Schiff also wanted to visit the Temple of Dendur, housed in what was once called the Sackler Wing, to recall the 2018 protests, led by Nan Goldin, against members of the Sackler family and their family company’s production of the widely prescribed (and widely abused) painkiller OxyContin. “It’s really important history of this building now,” Schiff said. “Things change once they’re in this building. A protest becomes not just a protest; it becomes an exhibition about protest.”

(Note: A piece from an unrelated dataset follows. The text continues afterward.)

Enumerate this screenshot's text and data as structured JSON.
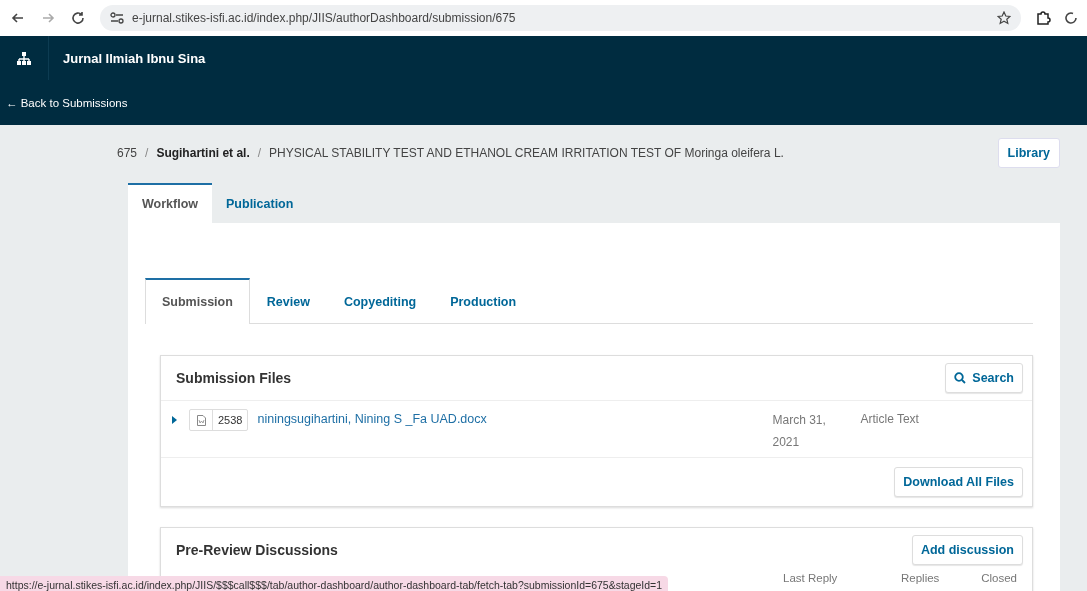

Schiff also brought up an infamous action by the Art Workers’ Coalition, a Vietnam War-era collective, in which the group released cockroaches at a fancy dinner to protest the show “Harlem on My Mind,” which did not include any work by Black artists. (Insects and their life alongside humans and our art make up a vivid B-plot of “Information Desk.”) When Schiff went on a tour of the conservation department early in her training, she was fascinated by the way objects entering the museum were immediately quarantined in big bags to kill any bugs that might have been trying to sneak in. “They needed to make sure that there is no life in the art,” she said.

In “Information Desk,” Schiff illustrates how the position of gatekeeper is as much about letting things in as keeping them out. She remembers instructions to carefully avoid signing for certain packages. As she writes in the book, if someone left a painting by the desk, and she signed for it, it “could be claimed as belonging to the/Metropolitan/Museum of Art! imagine that!”